Au Printemps des Monstres : review


Une revue en français pour changer. De toute façon, plus de 900 pages pour ma version, est ce que ce livre sera un jour traduit en Anglais ?

Au Printemps des Monstres est un livre roman/documentaire/enquête à la cold case/autobiographique dans lequel Philippe Jaenada raconte et retranscrit ses recherches sur le fait divers sordide du meurtre de Luc Taron, 11 ans, dans la France des années 60, et pour lequel Lucien Leger (futur recordman de la plus longue peine de prison purgée en France, youhouu) fut condamné.
Alors, ultra résumé comme ça, c’est pas ouf comme pitch a priori, mais ce sont les 905 pages que j’ai lu le plus rapidement de ma vie, tellement la narration est passionnante.

L’Etrangleur, ça vous dit quelque chose ? Pour moi c’était “vaguement”. Des tarés qui tuent des gamins, il y en a eu plein “après la guerre”. Mais le cas de l’Etrangleur a fasciné la France pendant 40 jours très intenses pendant lesquels il jouait avec les médias, et pendant les années de procès à rebondissement (ou pas) qui ont suivies. Mais il y a aussi des événements avant le meurtre. Et pendant l’enquête, et après l’enquête, et pendant le procès et après le procès. Bref, Philippe ne rate rien.

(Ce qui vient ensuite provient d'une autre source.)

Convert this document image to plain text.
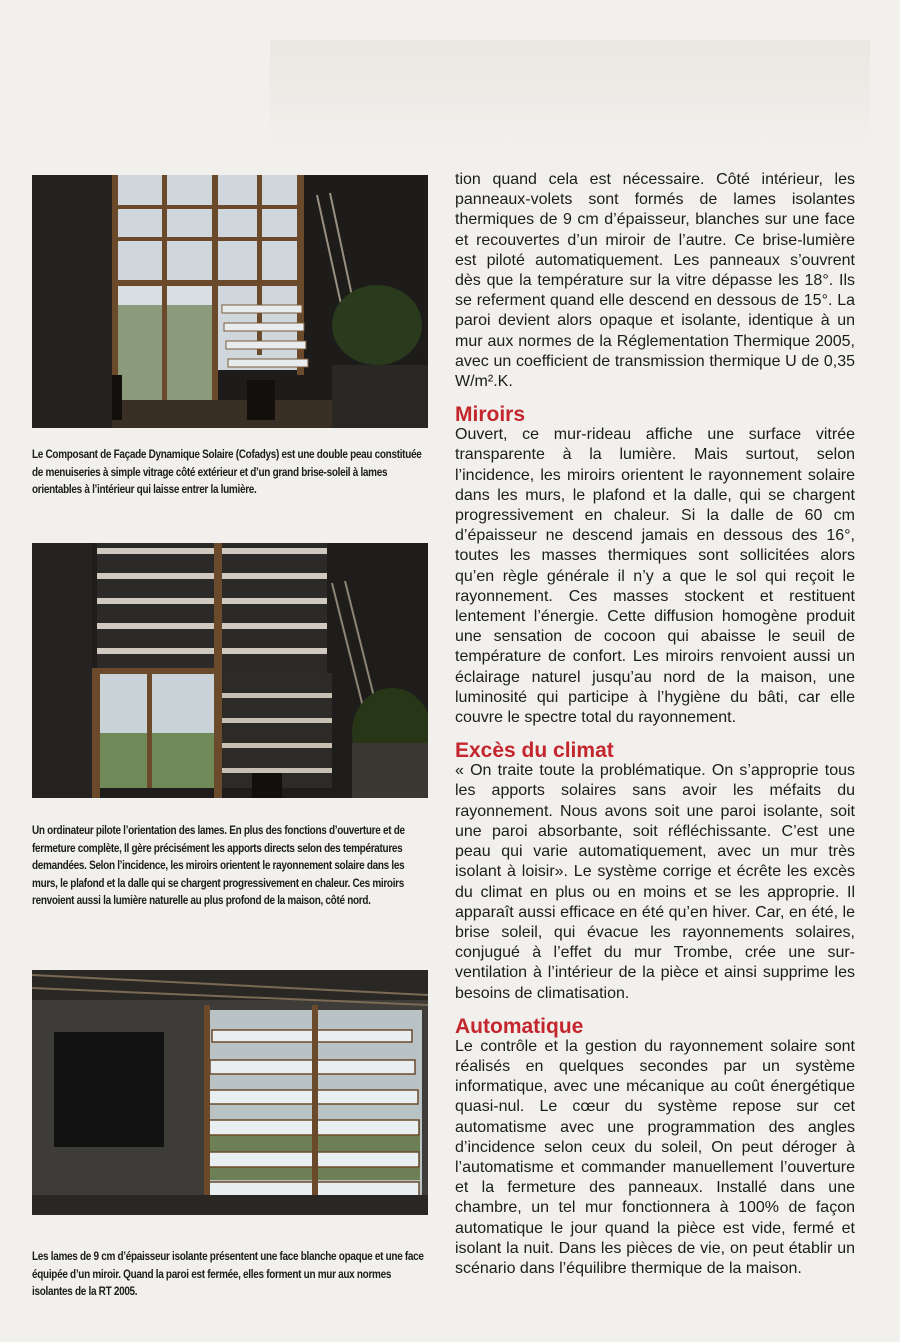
Le Composant de Façade Dynamique Solaire (Cofadys) est une double peau constituée de menuiseries à simple vitrage côté extérieur et d’un grand brise-soleil à lames orientables à l’intérieur qui laisse entrer la lumière.
Un ordinateur pilote l’orientation des lames. En plus des fonctions d’ouverture et de fermeture complète, Il gère précisément les apports directs selon des températures demandées. Selon l’incidence, les miroirs orientent le rayonnement solaire dans les murs, le plafond et la dalle qui se chargent progressivement en chaleur. Ces miroirs renvoient aussi la lumière naturelle au plus profond de la maison, côté nord.
Les lames de 9 cm d’épaisseur isolante présentent une face blanche opaque et une face équipée d’un miroir. Quand la paroi est fermée, elles forment un mur aux normes isolantes de la RT 2005.

tion quand cela est nécessaire. Côté intérieur, les panneaux-volets sont formés de lames isolantes thermiques de 9 cm d’épaisseur, blanches sur une face et recouvertes d’un miroir de l’autre. Ce brise-lumière est piloté automatiquement. Les panneaux s’ouvrent dès que la température sur la vitre dépasse les 18°. Ils se referment quand elle descend en dessous de 15°. La paroi devient alors opaque et isolante, identique à un mur aux normes de la Réglementation Thermique 2005, avec un coefficient de transmission thermique U de 0,35 W/m².K.

Miroirs

Ouvert, ce mur-rideau affiche une surface vitrée transparente à la lumière. Mais surtout, selon l’incidence, les miroirs orientent le rayonnement solaire dans les murs, le plafond et la dalle, qui se chargent progressivement en chaleur. Si la dalle de 60 cm d’épaisseur ne descend jamais en dessous des 16°, toutes les masses thermiques sont sollicitées alors qu’en règle générale il n’y a que le sol qui reçoit le rayonnement. Ces masses stockent et restituent lentement l’énergie. Cette diffusion homogène produit une sensation de cocoon qui abaisse le seuil de température de confort. Les miroirs renvoient aussi un éclairage naturel jusqu’au nord de la maison, une luminosité qui participe à l’hygiène du bâti, car elle couvre le spectre total du rayonnement.

Excès du climat

« On traite toute la problématique. On s’approprie tous les apports solaires sans avoir les méfaits du rayonnement. Nous avons soit une paroi isolante, soit une paroi absorbante, soit réfléchissante. C’est une peau qui varie automatiquement, avec un mur très isolant à loisir». Le système corrige et écrête les excès du climat en plus ou en moins et se les approprie. Il apparaît aussi efficace en été qu’en hiver. Car, en été, le brise soleil, qui évacue les rayonnements solaires, conjugué à l’effet du mur Trombe, crée une sur-ventilation à l’intérieur de la pièce et ainsi supprime les besoins de climatisation.

Automatique

Le contrôle et la gestion du rayonnement solaire sont réalisés en quelques secondes par un système informatique, avec une mécanique au coût énergétique quasi-nul. Le cœur du système repose sur cet automatisme avec une programmation des angles d’incidence selon ceux du soleil, On peut déroger à l’automatisme et commander manuellement l’ouverture et la fermeture des panneaux. Installé dans une chambre, un tel mur fonctionnera à 100% de façon automatique le jour quand la pièce est vide, fermé et isolant la nuit. Dans les pièces de vie, on peut établir un scénario dans l’équilibre thermique de la maison.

Philippe épluche tout. Les archives nationales, départementales, des documents officiels de l’enquête, la presse de l’époque, les correspondances des avocats, les lettres entre les protagonistes conservées par les familles, les reportages, les autres livres écrits sur le sujet…
Il revient sur tous les détails même parfois les plus anodins. Il fouille dans le passé et les affaires personnelles tous les personnages (je n’ose pas imaginer le nombre d’heures passées dans les archives des services publiques et le nombre de demandes d’accès à des documents qu’il a fallu faire pour écrire ce bouquin) et il découvre encore des informations nouvelles et établit des connexions manquées, 50 ans après les fait.

Véritable artiste de la digression, Philippe manie la parenthèse comme personne et sans jamais perdre le fil, il ajoute toujours une petite info utile (parce que bon, les heures à lire des archives, il faut se les farcir alors une info dans une parenthèse c’est peut-être le résultat de 300 documents qui ont été lu sous la lumière d’un néon blanc au fond d’un sous sol qui sent l’humidité) sans jamais que ça fasse trop. Quand il est à court de parenthèse ou quand la tension (et le dégoût parfois) monte trop, Philippe raconte sa vie. Oui, parfaitement, au milieu de faits sordides, Philippe fait des parallèles avec sa vie qui n’a rien à voir avec tout ce drame et raconte ses rendez-vous médicaux, opérations, contraventions.

Contravention? Oui, Philippe prend une contravention dans cet ouvrage, alors qu’il retrace lui-même les itinéraires des protagonistes, 50 ans plus tard (il met main dans le cambouis). Il retracera bien d’autres itinéraires sans problème, mais avec quelques frissons, allant jusqu’à passer quelques temps sur le lieu de découverte du cadavre de Luc. Il dormira aussi dans appartements devenus hotels où certains suspects ont vécu, et trouvera des tombes sans nom.
Il trouvera aussi des gens encore en vie pour parler de l’enquête, des vieux témoins, des gens qui sont passés par là (mais jamais Philippe Modiano pour lequel il semble avoir une obsession bizarre) ou leurs enfants.

Des lieux, des époques, des gens, des rencontres et en fond, une vieille France et sa capitale, déjà loin de celle d’Hemingway.

Les monstres ne sont peut-être pas ceux qu’on pense, les héros, les coupables, les mensonges et leurs menteurs, les fous, les amis, les ennemis non plus.

Un grand merci à ma tante pour ce cadeau fabuleux. Je recommande chaudement cet ouvrage à tous les detectives en herbe et amateurs de détails en noir et blanc.